Abstract

This paper presents a meta-analysis of 689 luminescence age estimates of Australian desert sand dunes. This analysis had two aims: to examine the hypothesis that Quaternary climate changes have forced dune accumulation, and to understand longitudinal dune behaviour from the age-architecture of sand dunes for which stratigraphic information is often absent or poorly known. A novel approach to the analysis of probability density curves of dune age frequency shows that in the Mallee dunefield of southeastern Australia only the period leading up to and including the last glacial maximum (LGM) (18–34 ka) experienced marked dune growth which cannot be explained by random stochastic activity. During the LGM, most, but not all, Mallee longitudinal dunes were accumulating more rapidly than before and after.

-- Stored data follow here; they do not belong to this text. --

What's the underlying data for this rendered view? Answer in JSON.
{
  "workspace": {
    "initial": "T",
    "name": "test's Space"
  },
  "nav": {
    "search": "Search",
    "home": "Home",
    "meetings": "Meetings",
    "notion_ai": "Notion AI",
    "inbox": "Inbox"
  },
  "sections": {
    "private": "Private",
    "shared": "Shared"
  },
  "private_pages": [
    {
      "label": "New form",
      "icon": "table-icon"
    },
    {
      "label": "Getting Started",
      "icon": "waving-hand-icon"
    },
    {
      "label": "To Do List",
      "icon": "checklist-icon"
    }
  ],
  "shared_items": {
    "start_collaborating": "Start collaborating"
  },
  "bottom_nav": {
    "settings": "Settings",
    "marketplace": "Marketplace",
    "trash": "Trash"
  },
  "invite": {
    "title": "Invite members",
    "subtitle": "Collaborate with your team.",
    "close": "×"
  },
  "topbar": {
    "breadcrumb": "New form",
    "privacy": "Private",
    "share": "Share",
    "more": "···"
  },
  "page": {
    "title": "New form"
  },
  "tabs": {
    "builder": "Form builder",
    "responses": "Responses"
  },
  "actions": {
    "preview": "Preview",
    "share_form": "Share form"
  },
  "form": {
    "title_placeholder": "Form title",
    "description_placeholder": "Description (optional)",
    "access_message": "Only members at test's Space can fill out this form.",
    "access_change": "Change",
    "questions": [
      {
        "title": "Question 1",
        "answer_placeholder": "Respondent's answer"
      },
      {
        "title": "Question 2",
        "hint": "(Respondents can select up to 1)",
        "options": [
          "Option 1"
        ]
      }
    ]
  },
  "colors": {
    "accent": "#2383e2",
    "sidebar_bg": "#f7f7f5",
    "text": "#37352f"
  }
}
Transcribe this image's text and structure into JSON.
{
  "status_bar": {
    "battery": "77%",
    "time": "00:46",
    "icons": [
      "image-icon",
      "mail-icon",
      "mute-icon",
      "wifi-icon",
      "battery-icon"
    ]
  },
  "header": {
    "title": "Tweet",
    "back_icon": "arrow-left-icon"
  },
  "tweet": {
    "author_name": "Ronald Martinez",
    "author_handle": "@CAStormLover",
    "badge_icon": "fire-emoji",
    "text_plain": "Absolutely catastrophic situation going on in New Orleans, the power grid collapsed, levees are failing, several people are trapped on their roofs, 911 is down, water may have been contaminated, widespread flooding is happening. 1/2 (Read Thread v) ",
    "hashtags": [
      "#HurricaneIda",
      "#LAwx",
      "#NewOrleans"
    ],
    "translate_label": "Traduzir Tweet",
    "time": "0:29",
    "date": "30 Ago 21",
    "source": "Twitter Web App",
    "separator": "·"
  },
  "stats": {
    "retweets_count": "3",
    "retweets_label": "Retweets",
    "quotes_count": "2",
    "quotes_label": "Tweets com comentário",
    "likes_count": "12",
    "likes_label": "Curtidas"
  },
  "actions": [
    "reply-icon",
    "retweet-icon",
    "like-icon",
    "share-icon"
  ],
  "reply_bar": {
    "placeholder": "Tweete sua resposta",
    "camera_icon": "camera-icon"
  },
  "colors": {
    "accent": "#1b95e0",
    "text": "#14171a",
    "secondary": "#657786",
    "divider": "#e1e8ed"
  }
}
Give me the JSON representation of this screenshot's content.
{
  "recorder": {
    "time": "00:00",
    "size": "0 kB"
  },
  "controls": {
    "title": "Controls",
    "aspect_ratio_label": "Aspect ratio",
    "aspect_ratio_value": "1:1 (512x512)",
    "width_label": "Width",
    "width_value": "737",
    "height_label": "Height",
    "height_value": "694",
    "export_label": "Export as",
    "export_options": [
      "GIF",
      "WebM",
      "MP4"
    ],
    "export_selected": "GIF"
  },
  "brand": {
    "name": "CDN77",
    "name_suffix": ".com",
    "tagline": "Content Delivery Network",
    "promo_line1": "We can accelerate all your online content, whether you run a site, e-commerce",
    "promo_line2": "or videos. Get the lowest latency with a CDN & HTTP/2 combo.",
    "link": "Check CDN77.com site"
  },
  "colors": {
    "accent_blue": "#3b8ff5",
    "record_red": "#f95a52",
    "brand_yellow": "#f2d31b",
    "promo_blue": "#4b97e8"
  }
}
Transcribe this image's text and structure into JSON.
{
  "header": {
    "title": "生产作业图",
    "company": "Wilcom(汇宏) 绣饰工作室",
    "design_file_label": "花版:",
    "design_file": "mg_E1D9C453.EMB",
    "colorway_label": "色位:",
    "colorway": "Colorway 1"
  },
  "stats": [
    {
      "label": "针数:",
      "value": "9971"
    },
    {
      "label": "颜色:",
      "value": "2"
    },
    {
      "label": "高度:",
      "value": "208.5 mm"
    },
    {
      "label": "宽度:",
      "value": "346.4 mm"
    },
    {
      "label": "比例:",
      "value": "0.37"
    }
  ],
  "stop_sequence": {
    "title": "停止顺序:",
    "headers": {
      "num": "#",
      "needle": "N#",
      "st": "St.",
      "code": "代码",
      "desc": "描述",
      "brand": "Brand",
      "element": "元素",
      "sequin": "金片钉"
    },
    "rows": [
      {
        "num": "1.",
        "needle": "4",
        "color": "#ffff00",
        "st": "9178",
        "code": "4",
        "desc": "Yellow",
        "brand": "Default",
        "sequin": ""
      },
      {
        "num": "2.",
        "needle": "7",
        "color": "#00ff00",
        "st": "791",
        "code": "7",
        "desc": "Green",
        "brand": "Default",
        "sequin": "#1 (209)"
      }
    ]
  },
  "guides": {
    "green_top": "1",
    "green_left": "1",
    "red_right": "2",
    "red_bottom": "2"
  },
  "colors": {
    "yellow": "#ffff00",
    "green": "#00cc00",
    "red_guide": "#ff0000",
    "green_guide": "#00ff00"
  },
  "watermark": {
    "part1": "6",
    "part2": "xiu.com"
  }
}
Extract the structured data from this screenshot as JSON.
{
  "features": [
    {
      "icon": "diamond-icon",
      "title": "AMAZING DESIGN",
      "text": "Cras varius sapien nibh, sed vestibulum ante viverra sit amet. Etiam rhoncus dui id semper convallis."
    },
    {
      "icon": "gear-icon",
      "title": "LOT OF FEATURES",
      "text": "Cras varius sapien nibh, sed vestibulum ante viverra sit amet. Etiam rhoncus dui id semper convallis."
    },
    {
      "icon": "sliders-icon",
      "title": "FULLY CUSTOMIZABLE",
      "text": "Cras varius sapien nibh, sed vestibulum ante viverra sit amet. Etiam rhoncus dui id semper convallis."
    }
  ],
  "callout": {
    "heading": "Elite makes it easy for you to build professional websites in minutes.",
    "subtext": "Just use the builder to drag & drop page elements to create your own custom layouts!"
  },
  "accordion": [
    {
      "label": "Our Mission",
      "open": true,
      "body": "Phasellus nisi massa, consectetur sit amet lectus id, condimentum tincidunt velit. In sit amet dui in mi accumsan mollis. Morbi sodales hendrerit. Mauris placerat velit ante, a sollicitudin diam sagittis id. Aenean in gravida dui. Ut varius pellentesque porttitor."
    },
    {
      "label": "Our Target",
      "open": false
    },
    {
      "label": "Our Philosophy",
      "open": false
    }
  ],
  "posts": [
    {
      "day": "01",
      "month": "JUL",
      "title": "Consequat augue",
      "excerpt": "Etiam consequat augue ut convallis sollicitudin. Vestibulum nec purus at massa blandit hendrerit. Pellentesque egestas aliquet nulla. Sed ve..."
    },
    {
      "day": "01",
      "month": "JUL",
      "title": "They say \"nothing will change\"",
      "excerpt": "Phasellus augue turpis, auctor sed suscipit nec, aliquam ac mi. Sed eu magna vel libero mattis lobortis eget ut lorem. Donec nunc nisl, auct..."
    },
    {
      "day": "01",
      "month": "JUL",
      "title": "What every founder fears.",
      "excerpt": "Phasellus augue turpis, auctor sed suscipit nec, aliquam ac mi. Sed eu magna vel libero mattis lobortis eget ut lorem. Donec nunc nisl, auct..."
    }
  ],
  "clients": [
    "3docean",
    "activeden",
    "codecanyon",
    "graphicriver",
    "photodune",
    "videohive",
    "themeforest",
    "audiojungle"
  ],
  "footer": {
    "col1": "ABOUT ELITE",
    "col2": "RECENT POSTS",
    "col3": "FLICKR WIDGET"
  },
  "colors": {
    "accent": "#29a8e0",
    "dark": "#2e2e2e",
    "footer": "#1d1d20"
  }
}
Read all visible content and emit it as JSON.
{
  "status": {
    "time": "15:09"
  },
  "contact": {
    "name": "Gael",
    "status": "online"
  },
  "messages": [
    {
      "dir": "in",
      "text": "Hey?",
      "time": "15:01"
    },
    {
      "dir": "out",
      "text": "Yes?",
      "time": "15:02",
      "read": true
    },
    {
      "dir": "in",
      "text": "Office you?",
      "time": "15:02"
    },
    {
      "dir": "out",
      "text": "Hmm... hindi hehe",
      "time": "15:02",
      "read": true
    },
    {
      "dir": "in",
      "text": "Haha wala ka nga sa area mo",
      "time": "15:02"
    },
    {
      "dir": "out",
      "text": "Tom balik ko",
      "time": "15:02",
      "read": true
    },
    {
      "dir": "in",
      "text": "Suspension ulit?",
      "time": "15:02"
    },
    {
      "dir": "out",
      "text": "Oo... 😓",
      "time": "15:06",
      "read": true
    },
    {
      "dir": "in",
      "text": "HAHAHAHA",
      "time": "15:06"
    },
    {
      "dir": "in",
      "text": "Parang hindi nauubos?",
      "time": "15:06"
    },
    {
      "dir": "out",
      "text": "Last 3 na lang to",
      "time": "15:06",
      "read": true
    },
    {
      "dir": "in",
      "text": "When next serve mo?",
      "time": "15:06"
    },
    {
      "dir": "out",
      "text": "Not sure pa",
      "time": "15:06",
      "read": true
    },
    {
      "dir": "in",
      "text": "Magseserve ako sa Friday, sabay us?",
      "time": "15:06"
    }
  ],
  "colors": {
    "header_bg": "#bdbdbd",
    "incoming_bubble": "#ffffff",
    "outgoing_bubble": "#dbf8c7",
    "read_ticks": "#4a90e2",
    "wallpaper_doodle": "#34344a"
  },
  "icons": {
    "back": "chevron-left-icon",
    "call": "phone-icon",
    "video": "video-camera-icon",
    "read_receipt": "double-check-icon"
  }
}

In the Strzelecki dunefield source-bordering (SBD) longitudinal dune TL (n = 61) and OSL (n = 40) ages are more frequent at the Pleistocene–Holocene transition but nearby non-SBD longitudinal dunes (n = 21 ages) were only active above background levels during the LGM. However, the Strzelecki dune age data set suffers from being drawn from a small number of individual dunes (10 SBD dated using TL; 12 SBD dated by OSL; 7 non-SBD dated by OSL) with a marked bias away from surficial (young) and basal (old) depths. Even during the LGM, many dunes do not record active growth and the dunefield was most likely a mosaic of stable dune surfaces and bare mobile patches, supported by the scant pollen data from the arid zone. Hyper-aridity has not been experienced in these dunefields. These vegetated dunes exhibit conservative behaviour with limited response to the range of climate forcing experienced in the late Pleistocene. A more complete understanding of dunefield response to Quaternary climates would require an intensive and structured dating program to overcome the ‘noise’ from stochastic processes leading to small-scale activity in these dunes and the simultaneous removal of parts of the sedimentary record.